1977: first year in F1 for the "yellow teapot"

Bernard Dudot, Renault's turbo man, went on a study trip to California, where the technology was blossoming. In the summer of 1975, the first 1.5-litre Renault turbo developed 500 horsepower on the test-bed! The spring of 1976 saw a black single-seater christened the A 500 - a real laboratory on wheels - carry out its first on-track testing! At the wheel was Jean-Pierre Jabouille who was continually asked the same question: "How are the response times?" A funny question when trying to control those fractions of a second between when the driver put his foot down, and when - with the turbo up to speed - the engine unleashed all its horsepower. "In those days there was no telemetry equipment. So the role of the test-driver was essential", notes Bernard Dudot. All around Gérard Larrousse, Renault Sport's director, and François Castaing, his technical director, everything at the Viry-Châtillon technical centre was moving at turbo-speed. Then, on 10th May 1977, it all went faster still. A stunned press had found out - via "Pub" Renault's Champs-Elysées - about the RS 01. On 16th July 1977, car number 15, after qualifying in 21st position on the grid for the British Grand Prix at Silverstone, completed sixteen laps of the race before retiring. No matter that the "yellow teapot" raised a smile with everyone in the paddock; he who laughs last... On 7th May 1978, Jabouille finished his first Grand Prix, in Monaco, in 10th place. On 1st October, at the US Grand Prix, the first points were scored, those for 4th place.
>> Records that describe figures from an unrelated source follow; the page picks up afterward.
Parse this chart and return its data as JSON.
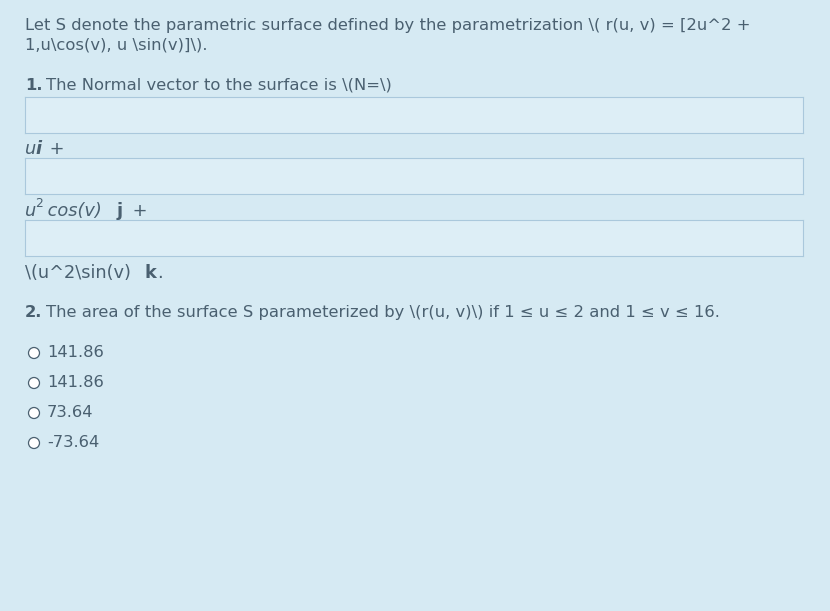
{
  "bg_color": "#d6eaf3",
  "box_bg": "#ddeef6",
  "box_border": "#aac8dc",
  "text_color": "#4a6070",
  "fig_w": 8.3,
  "fig_h": 6.11,
  "dpi": 100,
  "title_line1": "Let S denote the parametric surface defined by the parametrization \\( r(u, v) = [2u^2 +",
  "title_line2": "1,u\\cos(v), u \\sin(v)]\\).",
  "q1_intro": "The Normal vector to the surface is \\(N=\\)",
  "q2_intro": "The area of the surface S parameterized by \\(r(u, v)\\) if 1 ≤ u ≤ 2 and 1 ≤ v ≤ 16.",
  "options": [
    "141.86",
    "141.86",
    "73.64",
    "-73.64"
  ],
  "font_size": 11.8
}
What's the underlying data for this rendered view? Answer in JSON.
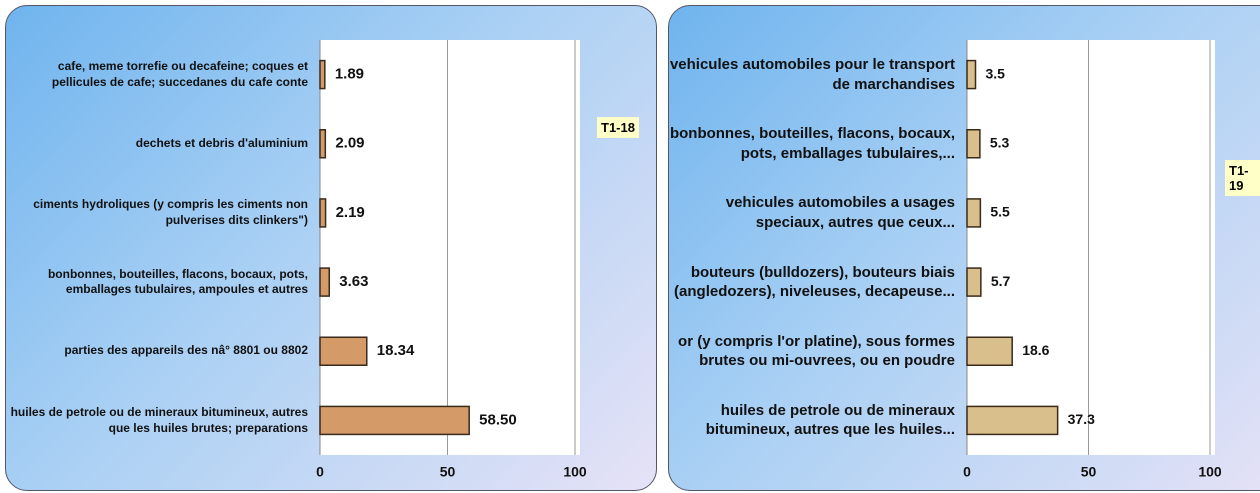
{
  "chart_data": [
    {
      "type": "bar",
      "orientation": "horizontal",
      "annotation": "T1-18",
      "categories": [
        "cafe, meme torrefie ou decafeine; coques et pellicules de cafe; succedanes du cafe conte",
        "dechets et debris d'aluminium",
        "ciments hydroliques (y compris les ciments non pulverises dits clinkers\")",
        "bonbonnes, bouteilles, flacons, bocaux, pots, emballages tubulaires, ampoules et autres",
        "parties des appareils des nâ° 8801 ou 8802",
        "huiles de petrole ou de mineraux bitumineux, autres que les huiles brutes; preparations"
      ],
      "values": [
        1.89,
        2.09,
        2.19,
        3.63,
        18.34,
        58.5
      ],
      "value_labels": [
        "1.89",
        "2.09",
        "2.19",
        "3.63",
        "18.34",
        "58.50"
      ],
      "color": "#d49a68",
      "xlim": [
        0,
        100
      ],
      "xticks": [
        0,
        50,
        100
      ],
      "grid": true
    },
    {
      "type": "bar",
      "orientation": "horizontal",
      "annotation": "T1-19",
      "categories": [
        "vehicules automobiles pour le transport de marchandises",
        "bonbonnes, bouteilles, flacons, bocaux, pots, emballages tubulaires,...",
        "vehicules automobiles a usages speciaux, autres que ceux...",
        "bouteurs (bulldozers), bouteurs biais (angledozers), niveleuses, decapeuse...",
        "or (y compris l'or platine), sous formes brutes ou mi-ouvrees, ou en poudre",
        "huiles de petrole ou de mineraux bitumineux, autres que les huiles..."
      ],
      "values": [
        3.5,
        5.3,
        5.5,
        5.7,
        18.6,
        37.3
      ],
      "color": "#d9bf8c",
      "xlim": [
        0,
        100
      ],
      "xticks": [
        0,
        50,
        100
      ],
      "grid": true
    }
  ]
}
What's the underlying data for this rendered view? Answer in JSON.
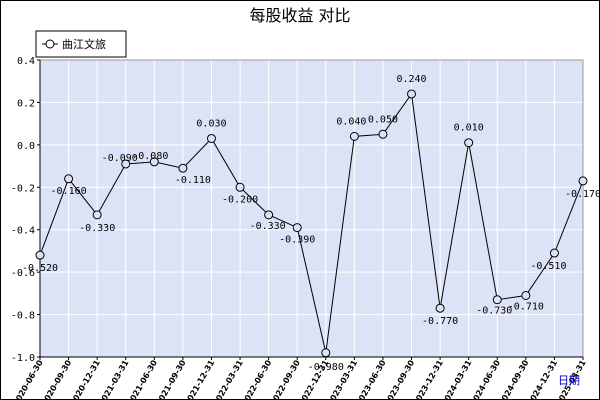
{
  "chart_data": {
    "type": "line",
    "title": "每股收益  对比",
    "x_axis_link": "日期",
    "ylim": [
      -1.0,
      0.4
    ],
    "y_ticks": [
      0.4,
      0.2,
      0.0,
      -0.2,
      -0.4,
      -0.6,
      -0.8,
      -1.0
    ],
    "y_tick_labels": [
      "0.4",
      "0.2",
      "0.0",
      "-0.2",
      "-0.4",
      "-0.6",
      "-0.8",
      "-1.0"
    ],
    "grid": true,
    "legend_position": "top-left",
    "colors": {
      "plot_bg": "#dce3f7",
      "grid": "#ffffff",
      "line": "#000000",
      "marker_fill": "#dce3f7"
    },
    "categories": [
      "2020-06-30",
      "2020-09-30",
      "2020-12-31",
      "2021-03-31",
      "2021-06-30",
      "2021-09-30",
      "2021-12-31",
      "2022-03-31",
      "2022-06-30",
      "2022-09-30",
      "2022-12-31",
      "2023-03-31",
      "2023-06-30",
      "2023-09-30",
      "2023-12-31",
      "2024-03-31",
      "2024-06-30",
      "2024-09-30",
      "2024-12-31",
      "2025-03-31"
    ],
    "series": [
      {
        "name": "曲江文旅",
        "values": [
          -0.52,
          -0.16,
          -0.33,
          -0.09,
          -0.08,
          -0.11,
          0.03,
          -0.2,
          -0.33,
          -0.39,
          -0.98,
          0.04,
          0.05,
          0.24,
          -0.77,
          0.01,
          -0.73,
          -0.71,
          -0.51,
          -0.17
        ],
        "labels": [
          "-0.520",
          "-0.160",
          "-0.330",
          "-0.090",
          "-0.080",
          "-0.110",
          "0.030",
          "-0.200",
          "-0.330",
          "-0.390",
          "-0.980",
          "0.040",
          "0.050",
          "0.240",
          "-0.770",
          "0.010",
          "-0.730",
          "-0.710",
          "-0.510",
          "-0.170"
        ]
      }
    ]
  }
}
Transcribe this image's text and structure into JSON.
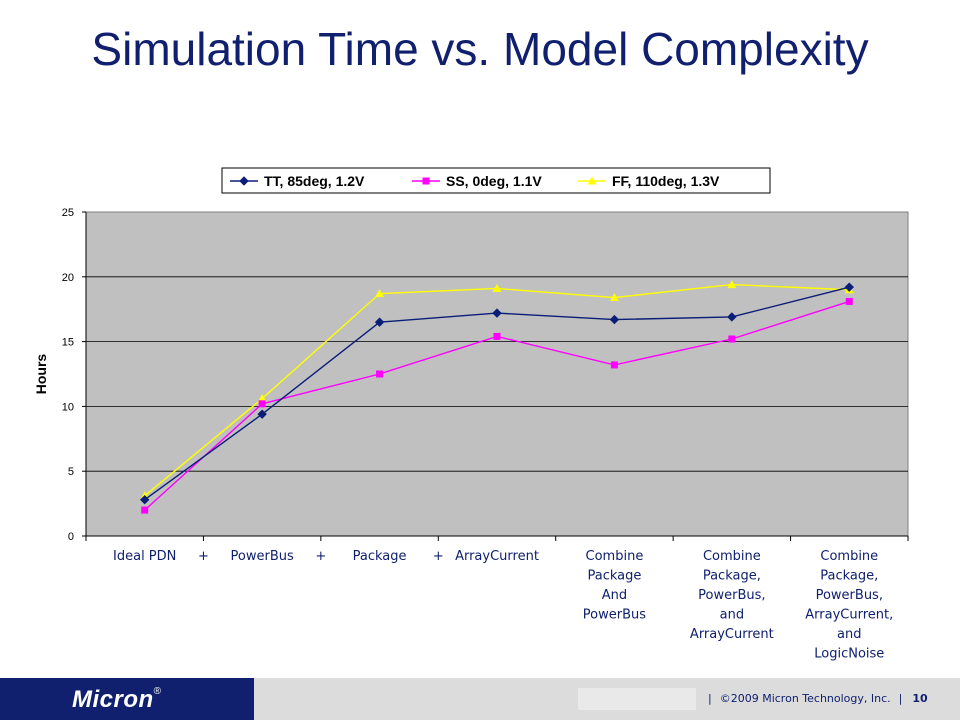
{
  "title": "Simulation Time vs. Model Complexity",
  "footer": {
    "logo": "Micron",
    "copyright": "©2009 Micron Technology, Inc.",
    "page": "10",
    "separator": "|"
  },
  "colors": {
    "title": "#10206e",
    "plot_bg": "#c0c0c0",
    "footer_brand": "#10206e"
  },
  "chart_data": {
    "type": "line",
    "title": "",
    "xlabel": "",
    "ylabel": "Hours",
    "ylim": [
      0,
      25
    ],
    "yticks": [
      0,
      5,
      10,
      15,
      20,
      25
    ],
    "grid": true,
    "legend_position": "top",
    "categories": [
      [
        "Ideal PDN"
      ],
      [
        "PowerBus"
      ],
      [
        "Package"
      ],
      [
        "ArrayCurrent"
      ],
      [
        "Combine",
        "Package",
        "And",
        "PowerBus"
      ],
      [
        "Combine",
        "Package,",
        "PowerBus,",
        "and",
        "ArrayCurrent"
      ],
      [
        "Combine",
        "Package,",
        "PowerBus,",
        "ArrayCurrent,",
        "and",
        "LogicNoise"
      ]
    ],
    "plus_markers": [
      "+",
      "+",
      "+"
    ],
    "series": [
      {
        "name": "TT, 85deg, 1.2V",
        "color": "#0a1e78",
        "marker": "diamond",
        "values": [
          2.8,
          9.4,
          16.5,
          17.2,
          16.7,
          16.9,
          19.2
        ]
      },
      {
        "name": "SS, 0deg, 1.1V",
        "color": "#ff00ff",
        "marker": "square",
        "values": [
          2.0,
          10.2,
          12.5,
          15.4,
          13.2,
          15.2,
          18.1
        ]
      },
      {
        "name": "FF, 110deg, 1.3V",
        "color": "#ffff00",
        "marker": "triangle",
        "values": [
          3.1,
          10.6,
          18.7,
          19.1,
          18.4,
          19.4,
          19.0
        ]
      }
    ]
  }
}
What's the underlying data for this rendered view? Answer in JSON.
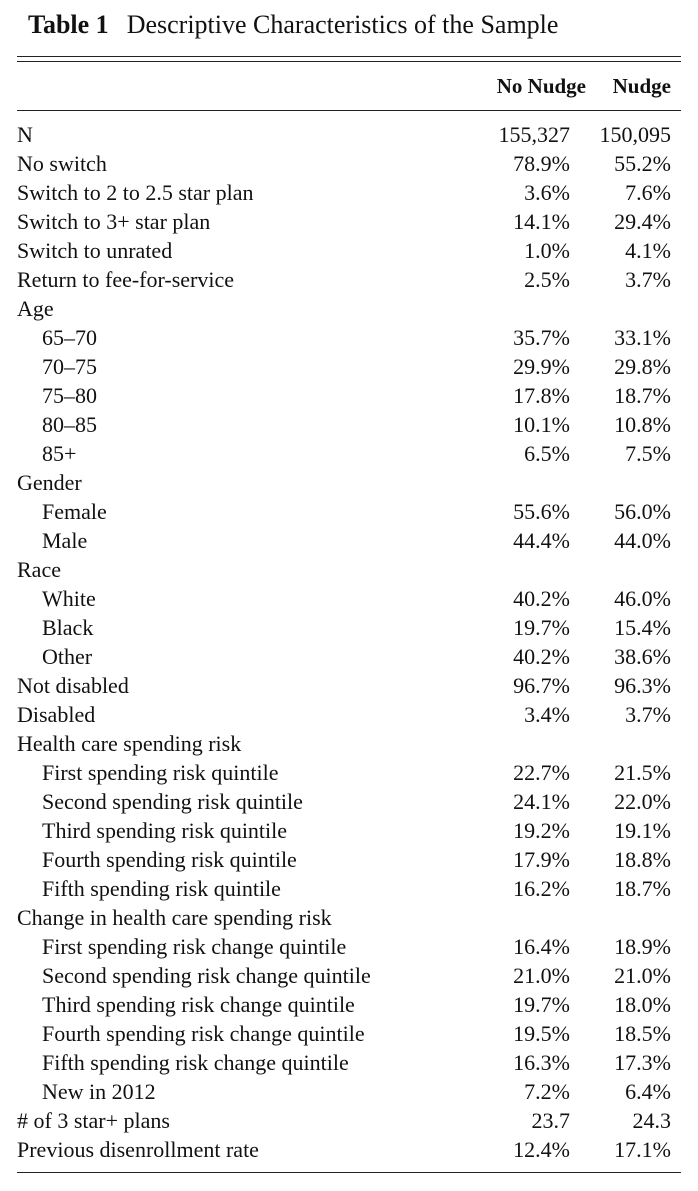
{
  "header": {
    "label": "Table 1",
    "title": "Descriptive Characteristics of the Sample"
  },
  "table": {
    "columns": [
      "No Nudge",
      "Nudge"
    ],
    "rows": [
      [
        "N",
        "155,327",
        "150,095"
      ],
      [
        "No switch",
        "78.9%",
        "55.2%"
      ],
      [
        "Switch to 2 to 2.5 star plan",
        "3.6%",
        "7.6%"
      ],
      [
        "Switch to 3+ star plan",
        "14.1%",
        "29.4%"
      ],
      [
        "Switch to unrated",
        "1.0%",
        "4.1%"
      ],
      [
        "Return to fee-for-service",
        "2.5%",
        "3.7%"
      ],
      {
        "label": "Age",
        "rows": [
          [
            "65–70",
            "35.7%",
            "33.1%"
          ],
          [
            "70–75",
            "29.9%",
            "29.8%"
          ],
          [
            "75–80",
            "17.8%",
            "18.7%"
          ],
          [
            "80–85",
            "10.1%",
            "10.8%"
          ],
          [
            "85+",
            "6.5%",
            "7.5%"
          ]
        ]
      },
      {
        "label": "Gender",
        "rows": [
          [
            "Female",
            "55.6%",
            "56.0%"
          ],
          [
            "Male",
            "44.4%",
            "44.0%"
          ]
        ]
      },
      {
        "label": "Race",
        "rows": [
          [
            "White",
            "40.2%",
            "46.0%"
          ],
          [
            "Black",
            "19.7%",
            "15.4%"
          ],
          [
            "Other",
            "40.2%",
            "38.6%"
          ]
        ]
      },
      [
        "Not disabled",
        "96.7%",
        "96.3%"
      ],
      [
        "Disabled",
        "3.4%",
        "3.7%"
      ],
      {
        "label": "Health care spending risk",
        "rows": [
          [
            "First spending risk quintile",
            "22.7%",
            "21.5%"
          ],
          [
            "Second spending risk quintile",
            "24.1%",
            "22.0%"
          ],
          [
            "Third spending risk quintile",
            "19.2%",
            "19.1%"
          ],
          [
            "Fourth spending risk quintile",
            "17.9%",
            "18.8%"
          ],
          [
            "Fifth spending risk quintile",
            "16.2%",
            "18.7%"
          ]
        ]
      },
      {
        "label": "Change in health care spending risk",
        "rows": [
          [
            "First spending risk change quintile",
            "16.4%",
            "18.9%"
          ],
          [
            "Second spending risk change quintile",
            "21.0%",
            "21.0%"
          ],
          [
            "Third spending risk change quintile",
            "19.7%",
            "18.0%"
          ],
          [
            "Fourth spending risk change quintile",
            "19.5%",
            "18.5%"
          ],
          [
            "Fifth spending risk change quintile",
            "16.3%",
            "17.3%"
          ],
          [
            "New in 2012",
            "7.2%",
            "6.4%"
          ]
        ]
      },
      [
        "# of 3 star+ plans",
        "23.7",
        "24.3"
      ],
      [
        "Previous disenrollment rate",
        "12.4%",
        "17.1%"
      ]
    ]
  }
}
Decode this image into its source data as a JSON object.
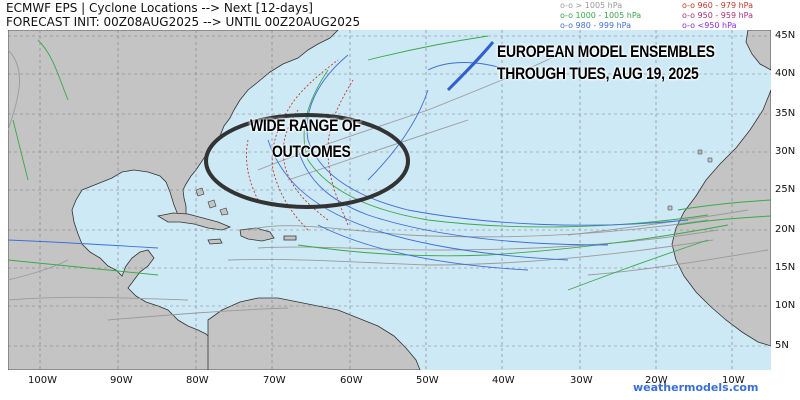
{
  "header": {
    "line1": "ECMWF EPS | Cyclone Locations --> Next [12-days]",
    "line2": "FORECAST INIT: 00Z08AUG2025 --> UNTIL 00Z20AUG2025"
  },
  "legend": [
    {
      "label": "o-o > 1005 hPa",
      "color": "#9a9a9a"
    },
    {
      "label": "o-o 1000 - 1005 hPa",
      "color": "#3aa84a"
    },
    {
      "label": "o-o 980 - 999 hPa",
      "color": "#3f6fd8"
    },
    {
      "label": "o-o 960 - 979 hPa",
      "color": "#c0392b"
    },
    {
      "label": "o-o 950 - 959 hPa",
      "color": "#b0307a"
    },
    {
      "label": "o-o <950 hPa",
      "color": "#8a2be2"
    }
  ],
  "overlay": {
    "title_line1": "EUROPEAN MODEL ENSEMBLES",
    "title_line2": "THROUGH TUES, AUG 19, 2025",
    "annotation_line1": "WIDE RANGE OF",
    "annotation_line2": "OUTCOMES"
  },
  "axes": {
    "lon_labels": [
      "100W",
      "90W",
      "80W",
      "70W",
      "60W",
      "50W",
      "40W",
      "30W",
      "20W",
      "10W"
    ],
    "lat_labels": [
      "45N",
      "40N",
      "35N",
      "30N",
      "25N",
      "20N",
      "15N",
      "10N",
      "5N"
    ]
  },
  "brand": "weathermodels.com",
  "colors": {
    "ocean": "#cde9f5",
    "land": "#c4c4c4",
    "grid": "#7e7e7e"
  }
}
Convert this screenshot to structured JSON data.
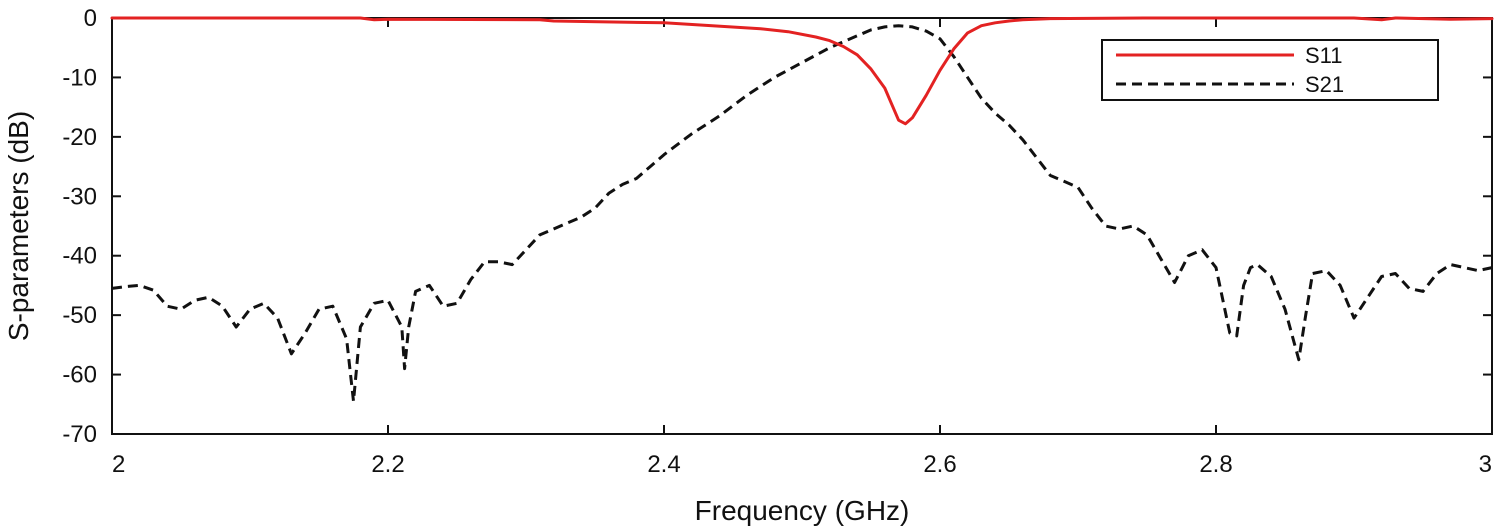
{
  "chart_data": {
    "type": "line",
    "xlabel": "Frequency (GHz)",
    "ylabel": "S-parameters (dB)",
    "xlim": [
      2,
      3
    ],
    "ylim": [
      -70,
      0
    ],
    "xticks": [
      2,
      2.2,
      2.4,
      2.6,
      2.8,
      3
    ],
    "xtick_labels": [
      "2",
      "2.2",
      "2.4",
      "2.6",
      "2.8",
      "3"
    ],
    "yticks": [
      0,
      -10,
      -20,
      -30,
      -40,
      -50,
      -60,
      -70
    ],
    "ytick_labels": [
      "0",
      "-10",
      "-20",
      "-30",
      "-40",
      "-50",
      "-60",
      "-70"
    ],
    "grid": false,
    "legend_position": "top-right",
    "series": [
      {
        "name": "S11",
        "color": "#e32222",
        "style": "solid",
        "x": [
          2.0,
          2.18,
          2.19,
          2.2,
          2.31,
          2.32,
          2.4,
          2.47,
          2.49,
          2.51,
          2.52,
          2.53,
          2.54,
          2.55,
          2.56,
          2.565,
          2.57,
          2.575,
          2.58,
          2.59,
          2.6,
          2.61,
          2.62,
          2.63,
          2.64,
          2.65,
          2.66,
          2.68,
          2.75,
          2.8,
          2.9,
          2.92,
          2.93,
          2.97,
          3.0
        ],
        "y": [
          0,
          0,
          -0.3,
          -0.2,
          -0.3,
          -0.5,
          -0.8,
          -1.8,
          -2.3,
          -3.2,
          -3.8,
          -4.8,
          -6.2,
          -8.6,
          -11.8,
          -14.5,
          -17.2,
          -17.8,
          -16.8,
          -13.0,
          -8.8,
          -5.2,
          -2.5,
          -1.3,
          -0.8,
          -0.5,
          -0.3,
          -0.1,
          0,
          0,
          0,
          -0.3,
          0,
          -0.2,
          -0.1
        ]
      },
      {
        "name": "S21",
        "color": "#111111",
        "style": "dashed",
        "x": [
          2.0,
          2.01,
          2.02,
          2.03,
          2.04,
          2.05,
          2.06,
          2.07,
          2.08,
          2.09,
          2.1,
          2.11,
          2.12,
          2.13,
          2.14,
          2.15,
          2.16,
          2.17,
          2.175,
          2.18,
          2.19,
          2.2,
          2.21,
          2.212,
          2.215,
          2.22,
          2.23,
          2.24,
          2.25,
          2.26,
          2.27,
          2.28,
          2.29,
          2.3,
          2.31,
          2.32,
          2.33,
          2.34,
          2.35,
          2.36,
          2.37,
          2.38,
          2.39,
          2.4,
          2.42,
          2.44,
          2.46,
          2.48,
          2.5,
          2.52,
          2.54,
          2.55,
          2.56,
          2.57,
          2.58,
          2.59,
          2.6,
          2.61,
          2.62,
          2.63,
          2.64,
          2.65,
          2.66,
          2.67,
          2.68,
          2.69,
          2.7,
          2.71,
          2.72,
          2.73,
          2.74,
          2.75,
          2.76,
          2.77,
          2.78,
          2.79,
          2.8,
          2.81,
          2.815,
          2.82,
          2.825,
          2.83,
          2.84,
          2.85,
          2.86,
          2.865,
          2.87,
          2.88,
          2.89,
          2.9,
          2.91,
          2.92,
          2.93,
          2.94,
          2.95,
          2.96,
          2.97,
          2.98,
          2.99,
          3.0
        ],
        "y": [
          -45.5,
          -45.2,
          -45.0,
          -45.8,
          -48.5,
          -49.0,
          -47.5,
          -47.0,
          -48.5,
          -52.0,
          -49.0,
          -48.0,
          -50.5,
          -56.5,
          -53.0,
          -49.0,
          -48.5,
          -54.0,
          -64.5,
          -52.0,
          -48.0,
          -47.5,
          -52.0,
          -59.0,
          -52.0,
          -46.0,
          -45.0,
          -48.5,
          -48.0,
          -44.0,
          -41.0,
          -41.0,
          -41.5,
          -39.0,
          -36.5,
          -35.5,
          -34.5,
          -33.5,
          -32.0,
          -29.5,
          -28.0,
          -27.0,
          -25.0,
          -23.0,
          -19.5,
          -16.5,
          -13.0,
          -10.0,
          -7.5,
          -5.0,
          -3.0,
          -2.0,
          -1.5,
          -1.3,
          -1.5,
          -2.2,
          -3.5,
          -6.5,
          -10.0,
          -13.5,
          -16.0,
          -18.0,
          -20.5,
          -23.5,
          -26.5,
          -27.5,
          -28.5,
          -32.0,
          -35.0,
          -35.5,
          -35.0,
          -36.5,
          -40.5,
          -44.5,
          -40.0,
          -39.0,
          -42.0,
          -53.0,
          -53.5,
          -45.0,
          -42.0,
          -41.5,
          -43.5,
          -49.0,
          -57.5,
          -50.0,
          -43.0,
          -42.5,
          -45.0,
          -50.5,
          -47.0,
          -43.5,
          -43.0,
          -45.5,
          -46.0,
          -43.0,
          -41.5,
          -42.0,
          -42.5,
          -42.0
        ]
      }
    ]
  }
}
First victory with Jean-Pierre Jabouille

1979 was to be Renault-Elf's year. At the French Grand Prix, at the Dijon- Prenois circuit on July 1, Jean-Pierre Jabouille took turbo-technology's first win. The French Revolution had begun! Renault and Elf would have to wait many more years before becoming World Champions, but they would go on to win no fewer than 15 races between 1979 and 1985, with Alain Prost and René Arnoux in particular. The risk had finally paid off. Other teams followed the French constructor and oil company's lead in adopting turbocharging for themselves. But Renault and Elf blazed the trail.